Poor management at the FDA goes back almost two decades. Agency heads David Kessler and Jane Henney, who presided over the deteriorating morale and the lack of focus on public health, politicized the agency to the greatest extent in its history. And about current acting FDA commissioner Andrew von Eschenbach, one senior agency official offered this assessment: “He is smart and pays attention . . . [but] I have the strong impression that no one is running FDA, and that even if anyone were, no one is running [the Department of Health and Human Services] and so nothing remotely controversial, which seems to include any decision on anything that hasn’t been decided before, can get done.”

Far too much has slipped through the bureaucratic cracks for anyone to be sanguine about the agency’s ability to accomplish reform from within. For example, although Dr. Janet Woodcock, the FDA’s deputy commissioner for operations, is intelligent, collegial, and forward thinking in many ways, she has been unable to address the agency’s deficiencies for more than a decade. Appointed in 1994 to head the FDA’s Center for Drug Evaluation and Research, which oversees industry’s testing of new drug candidates, sanctions their marketing, and monitors them after they are approved, Dr. Woodcock was promoted several years ago to deputy director of operations for the entire FDA.

Deputy Commissioner for Medical and Scientific Affairs Scott Gottlieb is the FDA’s public face and a vocal champion of greater agency flexibility. Still, he overestimates the effect that changes in science have on the agency’s culture. “If we could develop better science, there could potentially be smaller trials” and lower costs, according to Dr. Gottlieb. True enough. But these kinds of innovations merely tinker at the margins of a fundamentally flawed system in which line reviewers are too risk-averse to embrace reforms that might expose them to media or congressional criticism.

Another of Dr. Gottlieb’s remedies—ostensibly to speed approvals—is extending “user fees” (which drug companies pay to the FDA for the review of submissions) to generic drugs.
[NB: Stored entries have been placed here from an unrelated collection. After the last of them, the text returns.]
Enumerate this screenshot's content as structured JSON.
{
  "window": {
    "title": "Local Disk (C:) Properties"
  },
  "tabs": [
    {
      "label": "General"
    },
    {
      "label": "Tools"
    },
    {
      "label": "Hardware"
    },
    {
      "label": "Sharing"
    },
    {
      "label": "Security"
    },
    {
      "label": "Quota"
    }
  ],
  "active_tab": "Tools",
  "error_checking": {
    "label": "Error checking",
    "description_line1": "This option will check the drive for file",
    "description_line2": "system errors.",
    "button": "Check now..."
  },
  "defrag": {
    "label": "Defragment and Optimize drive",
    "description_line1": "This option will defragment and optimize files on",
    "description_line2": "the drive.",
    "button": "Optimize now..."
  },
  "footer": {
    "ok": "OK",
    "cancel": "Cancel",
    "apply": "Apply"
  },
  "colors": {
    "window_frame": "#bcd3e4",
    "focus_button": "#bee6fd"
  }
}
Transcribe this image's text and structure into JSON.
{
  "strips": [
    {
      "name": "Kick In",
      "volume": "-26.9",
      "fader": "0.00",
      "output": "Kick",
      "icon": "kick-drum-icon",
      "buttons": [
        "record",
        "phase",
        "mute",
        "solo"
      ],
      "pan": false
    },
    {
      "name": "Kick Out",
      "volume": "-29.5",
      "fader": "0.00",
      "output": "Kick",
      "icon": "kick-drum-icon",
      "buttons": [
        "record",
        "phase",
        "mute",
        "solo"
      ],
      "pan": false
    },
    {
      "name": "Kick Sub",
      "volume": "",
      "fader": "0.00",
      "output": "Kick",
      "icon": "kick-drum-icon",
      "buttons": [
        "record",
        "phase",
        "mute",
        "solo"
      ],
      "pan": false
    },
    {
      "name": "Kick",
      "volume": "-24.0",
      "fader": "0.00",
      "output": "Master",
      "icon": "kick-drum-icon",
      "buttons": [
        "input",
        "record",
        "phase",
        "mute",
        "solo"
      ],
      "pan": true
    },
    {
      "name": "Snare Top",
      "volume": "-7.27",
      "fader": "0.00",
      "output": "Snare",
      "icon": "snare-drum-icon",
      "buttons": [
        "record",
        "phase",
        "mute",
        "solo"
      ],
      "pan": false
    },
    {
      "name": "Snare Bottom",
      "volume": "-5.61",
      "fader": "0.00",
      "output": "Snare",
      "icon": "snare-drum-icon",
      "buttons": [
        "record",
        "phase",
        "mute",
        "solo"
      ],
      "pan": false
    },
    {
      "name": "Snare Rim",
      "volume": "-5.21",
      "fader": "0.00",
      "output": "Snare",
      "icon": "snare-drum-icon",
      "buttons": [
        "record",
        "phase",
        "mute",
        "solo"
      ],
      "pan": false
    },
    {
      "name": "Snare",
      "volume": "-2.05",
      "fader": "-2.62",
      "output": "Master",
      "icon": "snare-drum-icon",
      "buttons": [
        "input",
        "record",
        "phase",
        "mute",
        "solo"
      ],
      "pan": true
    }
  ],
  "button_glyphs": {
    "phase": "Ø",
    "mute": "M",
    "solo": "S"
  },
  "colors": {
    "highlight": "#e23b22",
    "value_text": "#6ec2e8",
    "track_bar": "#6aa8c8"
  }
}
But user fees are merely a euphemism for a discriminatory tax on a single corporate sector. Such fees have been in place for brand-name drugs for almost 15 years—and all we have to show for them are the negative trends described above.

Dr. Gottlieb’s public statements must be weighed against recent FDA actions. Even as he criticized the overuse of “risk minimization action plans,” which the FDA applies to drugs after they are marketed, the agency imposed a particularly harsh and inappropriate plan as a condition for reintroducing to the market the multiple sclerosis drug Tysabri.

What we need is not promises of better science or new taxes on drug development. Ultimately, only inspired senior management willing to reform the agency’s deeply risk-averse culture—and to defend its actions before congressional and other critics—can produce the impartial, data-driven performance that will benefit patients.

FDA-watchers joke that the agency lacks “adult supervision”—during the past six years, a confirmed commissioner has held office for less than 20 months.

This will not be easy because the contract between society and FDA regulators has been violated. Lifetime tenure for civil servants—which itself exacts costs—is supposed to free regulators to consider only the public interest as they render decisions. Instead, it has given us the worst of both worlds. On the one hand, it has become virtually impossible to remove incompetent or adversarial federal civil servants; on the other, we are forced to live with decision making by federal officials who are frequently influenced by perceived risks to their careers.

During the FDA’s second century, the culture of excessive risk aversion at the agency must be changed, but, sadly, it may take a public health crisis—a pandemic or a massive bioterror attack—to accomplish what several generations of FDA leadership have been unable to do.